This study has several strengths. The study sample is large, and the medication and CT imaging data is comprehensive. The study includes the whole severity spectrum of TBI from head injuries with no signs of TBI to severe TBI. Also, adult patients from all age groups in varying health conditions were included, although importantly our samples include a large percentage of older adults. The medication use of each patient was reviewed thoroughly. All CT findings, including hemorrhagic and other traumatic lesions were systematically coded. The cohort represents an unselected sample of patients with head injury who were consecutively treated in one ED. Other than requiring a clinically indicated head CT scan of the head, no eligibility criteria were applied, making the study findings more generalizable. All of the patients were treated in the same ED and the CT scans were interpreted by neuroradiologists.
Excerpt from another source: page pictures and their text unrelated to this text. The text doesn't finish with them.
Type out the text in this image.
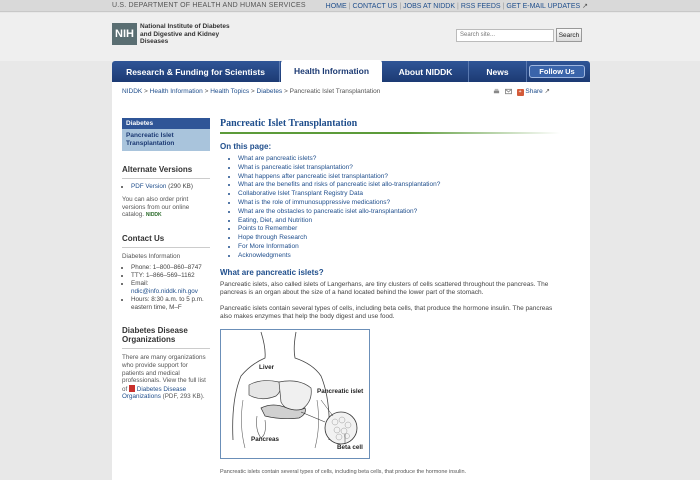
U.S. DEPARTMENT OF HEALTH AND HUMAN SERVICES	HOME | CONTACT US | JOBS AT NIDDK | RSS FEEDS | GET E-MAIL UPDATES ↗
NIH
National Institute of Diabetes and Digestive and Kidney Diseases
Search site...	Search
Research & Funding for Scientists	Health Information	About NIDDK	News	Follow Us
NIDDK > Health Information > Health Topics > Diabetes > Pancreatic Islet Transplantation	+ Share ↗
Diabetes
Pancreatic Islet Transplantation
Alternate Versions
• PDF Version (290 KB)

You can also order print versions from our online catalog. NIDDK

Contact Us

Diabetes Information

• Phone: 1–800–860–8747
• TTY: 1–866–569–1162
• Email:
ndic@info.niddk.nih.gov
• Hours: 8:30 a.m. to 5 p.m. eastern time, M–F
Diabetes Disease Organizations

There are many organizations who provide support for patients and medical professionals. View the full list of Diabetes Disease Organizations (PDF, 293 KB).

Pancreatic Islet Transplantation
On this page:
• What are pancreatic islets?
• What is pancreatic islet transplantation?
• What happens after pancreatic islet transplantation?
• What are the benefits and risks of pancreatic islet allo-transplantation?
• Collaborative Islet Transplant Registry Data
• What is the role of immunosuppressive medications?
• What are the obstacles to pancreatic islet allo-transplantation?
• Eating, Diet, and Nutrition
• Points to Remember
• Hope through Research
• For More Information
• Acknowledgments
What are pancreatic islets?

Pancreatic islets, also called islets of Langerhans, are tiny clusters of cells scattered throughout the pancreas. The pancreas is an organ about the size of a hand located behind the lower part of the stomach.

Pancreatic islets contain several types of cells, including beta cells, that produce the hormone insulin. The pancreas also makes enzymes that help the body digest and use food.

Liver
Pancreatic islet
Pancreas
Beta cell
Pancreatic islets contain several types of cells, including beta cells, that produce the hormone insulin.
There are also limitations in this study. First, the data were collected retrospectively from hospital records and hence some relevant information was missing. This may have biased our estimation of the relationship between patient and injury characteristics, and head CT findings. Second, we were unable to collect data on the exact dosage of the antidepressant medication. As noted above, there is some uncertainty on the use of ASA because this drug is prescription-free in Finland. Third, there were few users of direct oral anticoagulants because their use was uncommon during the period when most of the data were collected. Fourth, mechanism of injury is important in emergency medicine as part of clinical decision making regarding whether to order a head CT. We did not include mechanism of injury in our regression model because we could not, with reasonable confidence, differentiate high energy mechanisms (vs. medium or low), and some mechanisms had very small sample sizes and a sizeable minority were unknown. Finally, we do not have sufficient data (e.g., findings of repeat head CT imaging) on the radiological progression of the hemorrhagic lesions.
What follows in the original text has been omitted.